I work in a farm store. One day, a fairly distant relative of mine stopped by with her elderly father, intent on purchasing a tiller to go on the back of his tractor. I greeted them extra-warmly and gave him my discount, which I’m not even supposed to do for extended family, based on the store rules. Everything went fine until I accompanied them to the front parking lot to assist in loading.
These implements come in wood crates. Typically, we unlock the item and then use a forklift to load said item into the back of a pickup or onto the bed of a trailer. Liability prevents us from helping the customer tie the item down or handle it in any other fashion. Most of the time this is no issue and both parties leave happy.
Back to our situation: We were barely out of the building when I noticed they had driven the actual tractor to the store, and fully intended to hook the tiller on and haul it home that way.

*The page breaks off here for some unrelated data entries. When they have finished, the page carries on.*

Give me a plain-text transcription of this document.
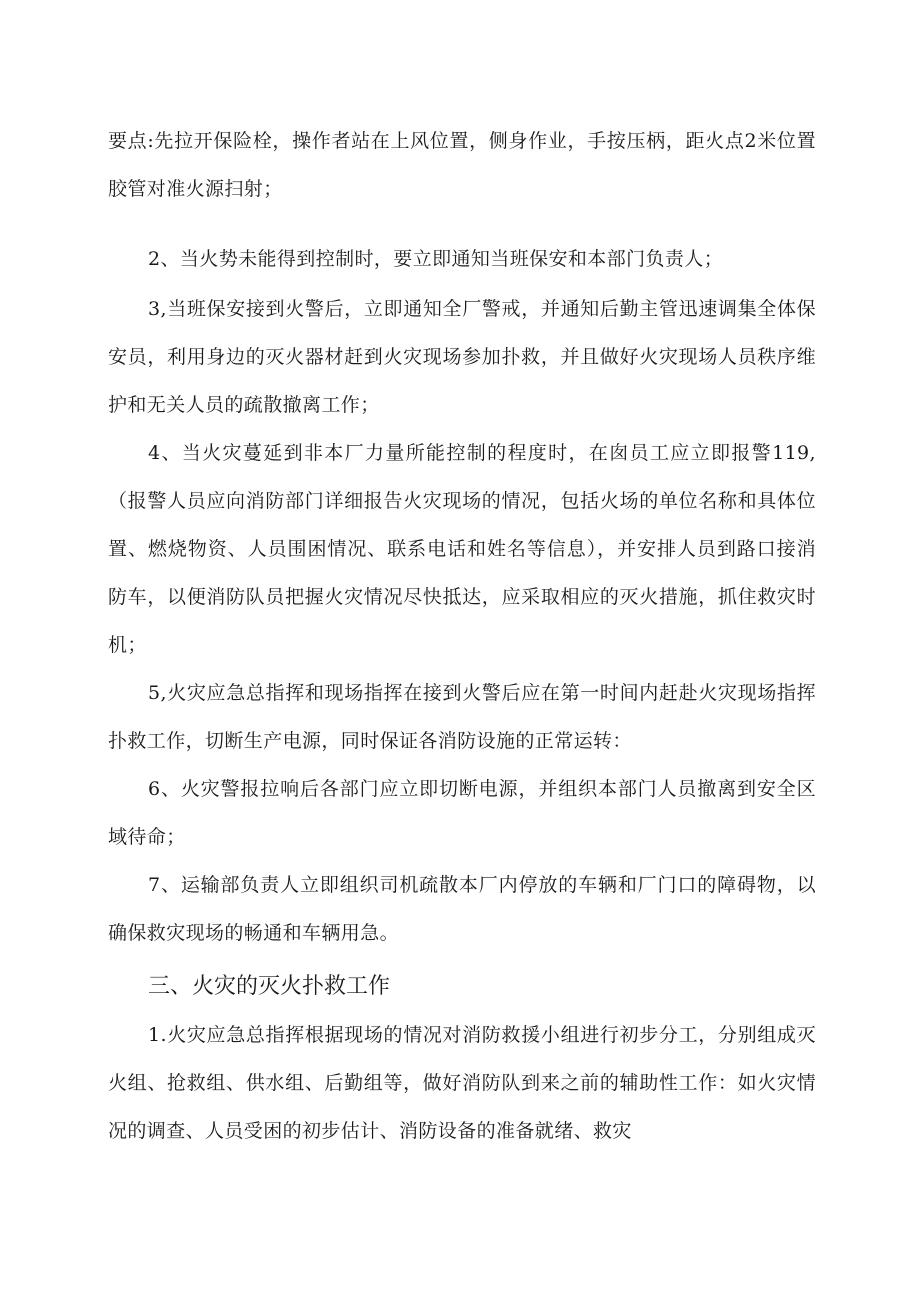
要点:先拉开保险栓，操作者站在上风位置，侧身作业，手按压柄，距火点2米位置胶管对准火源扫射；

2、当火势未能得到控制时，要立即通知当班保安和本部门负责人；

3,当班保安接到火警后，立即通知全厂警戒，并通知后勤主管迅速调集全体保安员，利用身边的灭火器材赶到火灾现场参加扑救，并且做好火灾现场人员秩序维护和无关人员的疏散撤离工作；

4、当火灾蔓延到非本厂力量所能控制的程度时，在囱员工应立即报警119,（报警人员应向消防部门详细报告火灾现场的情况，包括火场的单位名称和具体位置、燃烧物资、人员围困情况、联系电话和姓名等信息），并安排人员到路口接消防车，以便消防队员把握火灾情况尽快抵达，应采取相应的灭火措施，抓住救灾时机；

5,火灾应急总指挥和现场指挥在接到火警后应在第一时间内赶赴火灾现场指挥扑救工作，切断生产电源，同时保证各消防设施的正常运转：

6、火灾警报拉响后各部门应立即切断电源，并组织本部门人员撤离到安全区域待命；

7、运输部负责人立即组织司机疏散本厂内停放的车辆和厂门口的障碍物，以确保救灾现场的畅通和车辆用急。

三、火灾的灭火扑救工作

1.火灾应急总指挥根据现场的情况对消防救援小组进行初步分工，分别组成灭火组、抢救组、供水组、后勤组等，做好消防队到来之前的辅助性工作：如火灾情况的调查、人员受困的初步估计、消防设备的准备就绪、救灾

I shouldn’t have even offered to un-crate the item, but did because after all, they were family. I did, however, tell them that I cannot help hook the tiller up to the tractor. The relative’s father would have to do it on his own. That’s when all hell broke loose. Once the old man got wind of this, he let loose with a string of obscenities that would have made a sailor blush.
Being confronted with such rudeness made me want to bend the rules for them even less, so I stood my ground and told him that our insurance carrier would not be pleased if I (or he) was injured due to an accident hooking the item up. His daughter stood silently as he rained F-bombs on me, referring to me as “stacked s***” and other cute terms of endearment, offering nothing in the form of an explanation or apology for his actions. To make a long story a little shorter, he begrudgingly pinned the tiller to his tractor himself, cursing me out the entire time, and then recklessly drove out of the parking lot as fast as he could go, barely missing other patrons’ vehicles.
A few weeks later, his daughter came in the store by herself. As luck would have it, I was running register and she ended up in my lane. I did my best to make small talk. God only knows why she thought I would care, but she brought up her father. I know I shouldn’t have, but I couldn’t resist. I said, “Oh, by the way, how is he doing? In good health?” She looked at me strangely and said that yes, he was okay. I responded with, “Oh, I’m terribly sorry to hear that; hopefully things will turn around soon. Have a nice day!” She gave me a blank stare and then walked out quietly.